After three years worked as the Director of Peace Gallery, I had finally finished my work of 49 years and 10 months in the Peace Hotel in July, 2013. Now I am quite enjoying my retired life. For my son’s family is staying with us, so I have to look after my grand-daughter, a 14 months baby girl after her parents going to work. I am quite busy helping my wife with her housework.
The elder school in my district ask me to teach Oral English from ABC for 30 old man students once a week. So I am a little busier.
Shanghai is not change too much recently, I think. Come again if you miss the city so much.
I am so interested you are still writing the story about Vicki. I would like tell you one more thing. There was a young lady who worked with Vicki in 1968 in Shanghai. She is an English woman about 30 years at the time. Her name is Knight. Once she asked me, what’s your name? After I told her my name is Ma. She laughed and said, your name means a horse in Chinese. My name is knight, means a man ride on the horse. It’s so funny, that’s why I still remember her name so clear up to now.
Warm regards!
Martin
*
Recently, I dreamed I was in Shanghai again. That I walked into the lobby of the Peace Hotel, through which the sound of the guqin cascaded like a waterfall, and climbed the steps to the gallery, where Martin, with his dazzling smile, was waiting for me – not for me to return after my visit to Shanghai, but for me to arrive, decades after his country’s last official revolution had ended.
The dream prompted me to go through the audio files I had stored on my laptop. After a couple of dead-end searches I came across a folder called ‘Shanghai Sounds’. I opened it and spent a few hours listening to the recordings I had carried home with me as a memento of my visit.
I heard again the traffic zipping down Huichuan Road through Zhongshan Park; the Afghani music I would surreptitiously sway my hips to at the Uyghur Restaurant; the hair-raising taxi ride I took once through peak hour to get to a book event in the city’s tourist precinct; the gorgeous kids at Starbucks and their nihaos to everyone who walked in through the doors; the flower lady outside the station; the announcements on the subway trains, made in perfect Chinese-accented English; the milling crowds along the Bund and the click and whir of a thousand phone cameras as they recorded this spectacular moment in their city’s history.
The sounds conjured up Shanghai for me on the computer that still carried the fai
nt scent of the city, and made me laugh and cry at the thought of what I had left behind. And, despite my promises to return when I left, I knew I might never see any of it again.
Finally, I came across the recordings I had made at the Peace Hotel. Of Martin and his smiling voice talking about the hotel’s tumultuous history, about Vicki Garvin and the Cultural Revolution. Of Miriam plucking and strumming ‘The Butterfly Lovers’ at high tea and her description of how the lovers turned into butterflies so that they would never be apart. And I thought of how stories can be like butterflies too: transformed by longing into something delicate, beautiful and difficult to pin down.
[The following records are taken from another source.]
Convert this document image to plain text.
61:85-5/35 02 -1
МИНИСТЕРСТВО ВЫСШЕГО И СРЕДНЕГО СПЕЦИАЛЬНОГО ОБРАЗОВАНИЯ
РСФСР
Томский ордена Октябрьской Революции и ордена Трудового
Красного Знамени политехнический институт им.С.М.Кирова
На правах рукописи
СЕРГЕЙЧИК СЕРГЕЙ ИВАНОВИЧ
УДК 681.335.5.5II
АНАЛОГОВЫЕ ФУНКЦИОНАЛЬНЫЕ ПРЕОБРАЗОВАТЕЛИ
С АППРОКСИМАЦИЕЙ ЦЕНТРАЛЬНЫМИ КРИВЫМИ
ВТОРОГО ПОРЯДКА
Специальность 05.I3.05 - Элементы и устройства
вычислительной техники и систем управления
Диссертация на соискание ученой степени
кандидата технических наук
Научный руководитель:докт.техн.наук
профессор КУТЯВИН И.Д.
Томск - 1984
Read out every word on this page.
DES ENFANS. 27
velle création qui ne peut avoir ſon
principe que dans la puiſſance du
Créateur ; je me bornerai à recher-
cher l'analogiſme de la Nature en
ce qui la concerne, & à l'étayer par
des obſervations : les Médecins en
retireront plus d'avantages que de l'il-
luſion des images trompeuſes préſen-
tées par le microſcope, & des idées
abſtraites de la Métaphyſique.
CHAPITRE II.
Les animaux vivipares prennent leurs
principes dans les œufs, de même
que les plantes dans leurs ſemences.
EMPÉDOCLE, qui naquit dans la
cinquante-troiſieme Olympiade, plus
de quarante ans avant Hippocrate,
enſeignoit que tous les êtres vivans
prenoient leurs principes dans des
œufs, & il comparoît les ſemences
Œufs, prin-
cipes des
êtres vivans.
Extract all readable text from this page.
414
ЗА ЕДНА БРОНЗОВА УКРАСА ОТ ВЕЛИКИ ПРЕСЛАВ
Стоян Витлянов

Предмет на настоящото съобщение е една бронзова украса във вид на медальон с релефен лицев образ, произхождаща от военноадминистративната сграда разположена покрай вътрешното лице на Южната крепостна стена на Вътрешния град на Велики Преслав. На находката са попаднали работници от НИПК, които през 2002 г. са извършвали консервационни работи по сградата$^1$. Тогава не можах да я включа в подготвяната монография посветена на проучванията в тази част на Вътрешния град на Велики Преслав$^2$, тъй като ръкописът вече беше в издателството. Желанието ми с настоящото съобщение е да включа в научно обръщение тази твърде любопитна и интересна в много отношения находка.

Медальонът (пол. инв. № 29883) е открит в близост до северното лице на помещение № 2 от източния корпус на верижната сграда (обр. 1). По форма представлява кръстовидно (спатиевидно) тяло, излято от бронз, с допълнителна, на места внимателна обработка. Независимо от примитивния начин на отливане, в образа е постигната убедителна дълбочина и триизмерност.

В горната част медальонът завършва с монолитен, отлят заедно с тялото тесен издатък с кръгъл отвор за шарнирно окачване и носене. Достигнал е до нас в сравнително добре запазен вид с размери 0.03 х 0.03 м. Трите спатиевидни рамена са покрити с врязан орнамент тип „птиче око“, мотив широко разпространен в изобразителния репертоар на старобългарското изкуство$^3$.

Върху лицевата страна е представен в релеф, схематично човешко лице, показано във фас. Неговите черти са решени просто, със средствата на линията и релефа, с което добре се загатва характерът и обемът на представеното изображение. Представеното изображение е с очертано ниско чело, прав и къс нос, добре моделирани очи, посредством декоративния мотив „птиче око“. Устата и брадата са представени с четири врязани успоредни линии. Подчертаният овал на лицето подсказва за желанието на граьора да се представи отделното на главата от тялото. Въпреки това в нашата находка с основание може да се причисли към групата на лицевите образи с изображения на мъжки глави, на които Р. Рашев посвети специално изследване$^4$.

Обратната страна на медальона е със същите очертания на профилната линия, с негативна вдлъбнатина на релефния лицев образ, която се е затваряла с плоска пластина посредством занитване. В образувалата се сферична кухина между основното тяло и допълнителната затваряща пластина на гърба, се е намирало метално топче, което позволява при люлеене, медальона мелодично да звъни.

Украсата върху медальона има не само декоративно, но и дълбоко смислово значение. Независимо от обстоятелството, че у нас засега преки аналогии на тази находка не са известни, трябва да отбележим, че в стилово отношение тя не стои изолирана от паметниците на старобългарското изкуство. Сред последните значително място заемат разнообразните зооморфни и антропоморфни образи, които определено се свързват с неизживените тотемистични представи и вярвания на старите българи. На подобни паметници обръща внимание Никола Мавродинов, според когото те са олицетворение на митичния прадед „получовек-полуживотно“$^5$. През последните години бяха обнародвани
Wild Strawberries in Mongolia
My sister packed tubs of fresh strawberries in our suitcases the morning we left for Ulaanbaatar. Cathie had heard there were shortages of many things in Mongolia’s capital, and strawberries in particular were nearly impossible to get hold of. She was used to the variety of travel but these days she liked to know at least what she was having for breakfast. Hence, she had packed the strawberries, along with a carton of So Good soy milk and some Weet-Bix covered in Glad Wrap.
We were departing from Hong Kong, where Cathie was head of music at the Chinese International School. Unlike many of the expats she worked with, who lived on the main island of Hong Kong, she lived in Kowloon, where she bought Weet-Bix, So Good and most of her preferred Australian brands at the local supermarket. Things like her favourite bread mix were harder to find, but Cathie managed to get a steady supply from friends who’d visited her regularly since she’d relocated to Hong Kong.